Winter Dance by John O’Hara, 1962
The magic trick:
Showing a teenage social structure in exhausting detail
We’re back in John O’Hara’s Gibbsville, Pennsylvania, for the second straight day on SSMT. Also for the second day, our story begins with us awaiting the arrival of a woman having traveled across the state in the snow. Yesterday, “Zero” introduced us to a very adult problem. Today’s story is a bit more innocent. “Winter Dance” is about teenagers. Specifically, our protagonist, Teddy is really nervous about talking to Natalie ahead of the night’s winter dance.
It sounds very innocent. And in many ways, it is innocent. But it’s no less intense.
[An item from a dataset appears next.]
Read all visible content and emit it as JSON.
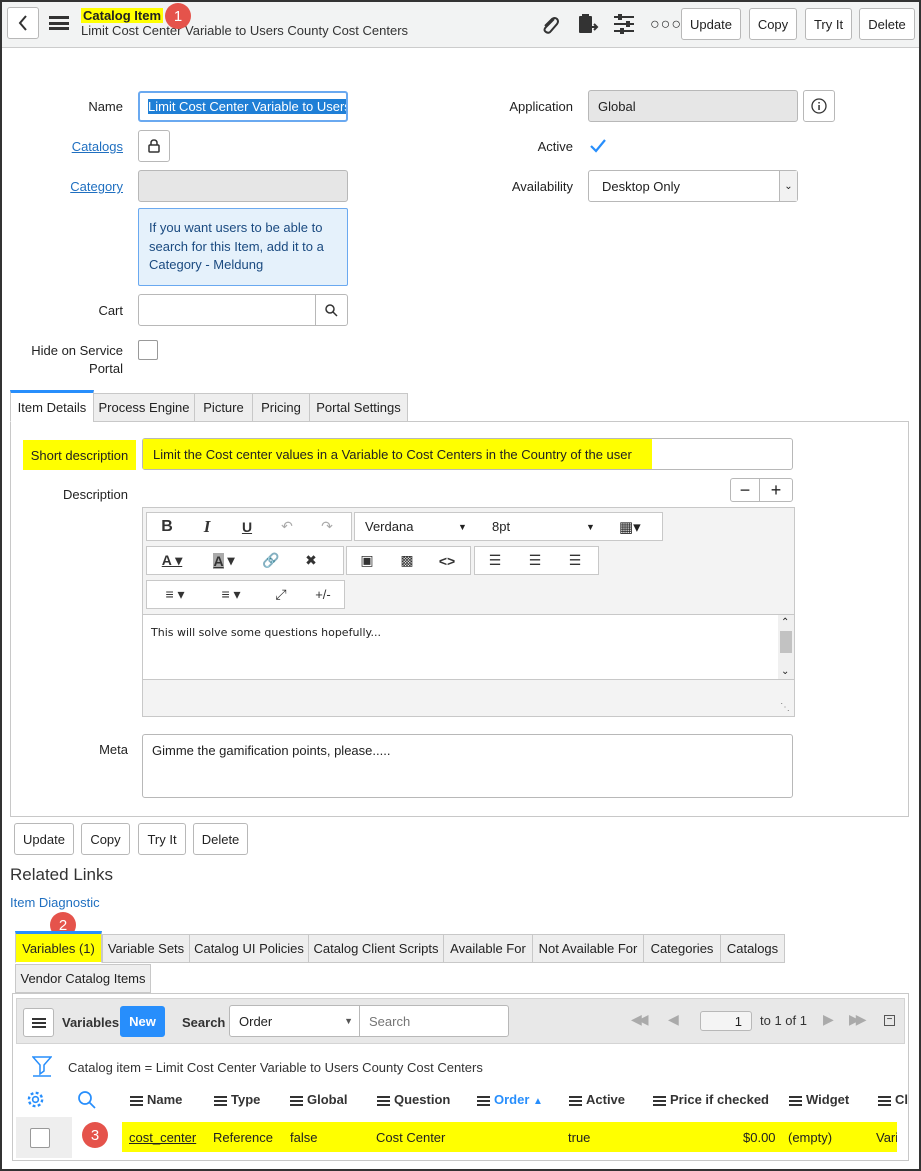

The kids in this story analyze their social options and strategies with a degree of detail that will amaze you. It’s very early F. Scott Fitzgerald in that way.
These kids’ social intelligence is off the charts as they navigate how they feel, how it will look, how it will make other people feel, and how those other people’s other feelings will make them look.
Exhausting.
And that’s quite a trick on O’Hara’s part.
The selection:
“She’ll be so busy she won’t pay any attention till you speak to her. Didn’t you ever go shopping with a woman?”
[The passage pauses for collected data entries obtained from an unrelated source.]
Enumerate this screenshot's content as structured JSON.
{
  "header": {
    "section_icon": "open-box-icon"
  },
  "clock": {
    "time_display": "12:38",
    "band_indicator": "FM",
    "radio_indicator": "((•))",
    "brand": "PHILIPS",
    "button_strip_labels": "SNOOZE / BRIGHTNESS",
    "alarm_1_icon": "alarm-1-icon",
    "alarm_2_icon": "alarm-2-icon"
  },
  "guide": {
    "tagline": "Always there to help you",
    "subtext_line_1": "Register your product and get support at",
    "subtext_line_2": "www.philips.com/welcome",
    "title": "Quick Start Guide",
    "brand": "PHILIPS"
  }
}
“Oh, you know so much about everything, you make me sick.”
“You’re the one that makes me sick. What’s the worst she can do? Chop off your head and put it on a pikestaff? The positively worst she can do is say, ‘No thank you, Ted. I do not wish a hot chocolate.’ “
“If I thought for sure she wanted a hot chocolate,” said the boy. “Maybe she’s not going to stay in there very long. By the time we get there maybe she’ll be just leaving. Nobody gets to the tea dance before six. She’s spending the night at Margery Hill’s. If they all left at half past five, they’ll be at the club around six. If she has to change her dress, that’ll take her at least a half an hour. Five o’clock. I’m trying to dope out whether she’s going to be in Winkleman’s long enough. And anyway, maybe she’s going some place else besides Winkleman’s. I don’t think Winkleman’s is such a good idea. I’ll bet she has other places to go. No, she wouldn’t have time for a hot chocolate.”